Un déclenchement, une césarienne en urgence, 42h plus tard, je tiens ma fille entre mes bras. La pilule s’oublie, je ne poursuis pas. Les douleurs reviennent, mais les différents gynécos me disent “césarienne mal faite”, “vous n’aimez pas votre enfant, c’est dans votre tête comme vous n’avez pas accouché naturellement”. IRM, scanner, échographies, rien n’est décelé. J’abandonne les examens médicaux, et je souffre en silence.
Et puis enfin, 2022, le verdict. Endométriose et adénomyose profondes. Vessie, rectum, ligaments utero sacrés, ovaires, tout est lésions. Je ne suis pas folle, ce n’est pas dans ma tête. Soulagement.

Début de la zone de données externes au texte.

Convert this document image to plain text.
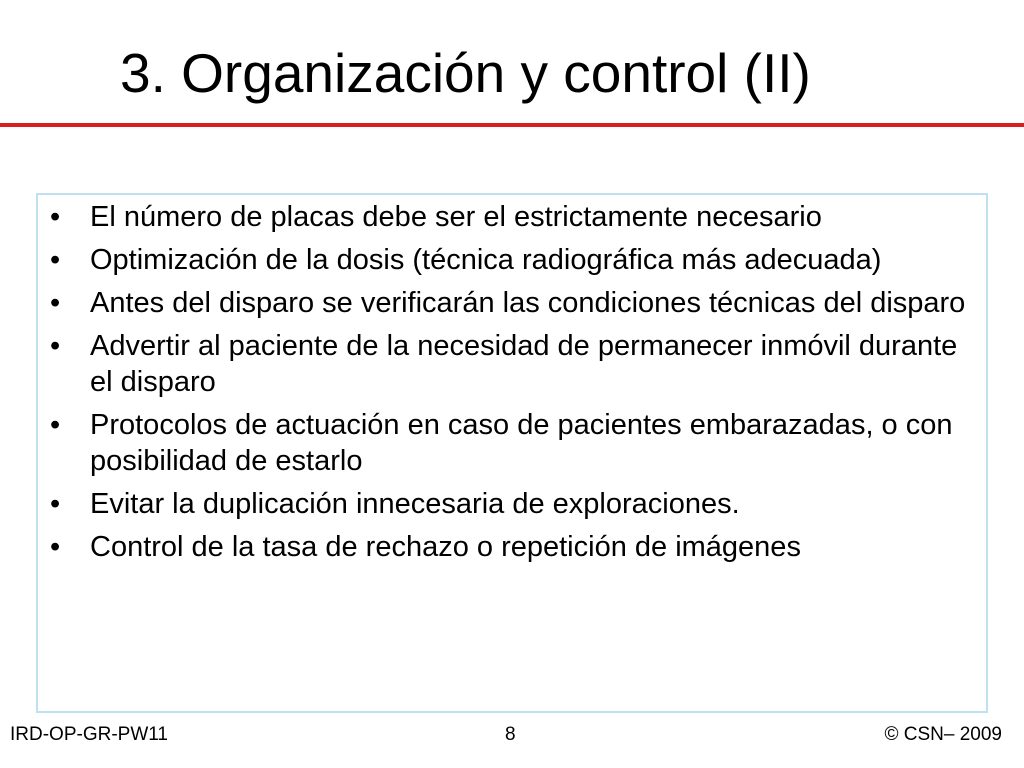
3. Organización y control (II)
•	El número de placas debe ser el estrictamente necesario
•	Optimización de la dosis (técnica radiográfica más adecuada)
•	Antes del disparo se verificarán las condiciones técnicas del disparo
•	Advertir al paciente de la necesidad de permanecer inmóvil durante el disparo
•	Protocolos de actuación en caso de pacientes embarazadas, o con posibilidad de estarlo
•	Evitar la duplicación innecesaria de exploraciones.
•	Control de la tasa de rechazo o repetición de imágenes
IRD-OP-GR-PW11	8	© CSN– 2009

Premier traitement par pilule, l’impression de ne plus être moi-même. Deuxième traitement, injections de Decapeptyl, le traitement de ménopause artificielle. J’enchaîne 20 kg en plus, les bouffées de chaleur, la sécheresse de peau, vaginale, les cheveux qui tombent. Mais c’est normal, c’est le traitement…avant l’opération.Deux mois plus tard, après d’affreuses douleurs post opératoires à vouloir se taper la tête contre les murs, je profite. Un corps sans douleurs, je reprends le yoga, je revis… Quelques mois plus tard, des rapports sexuels à en pleurer, une fatigue constante et des douleurs qui reviennent. Je vis dans un corps mutilé, sans autre espoir que l’attente d’un traitement et l’apprivoisement de la douleur. Je marche avec une canne certains jours, quand la douleur vrille le cerveau, m’empêche de réfléchir et de me lever. Je suis la moitié d’une maman, fatiguée de se battre, de faire bonne figure, de me taire, de me justifier.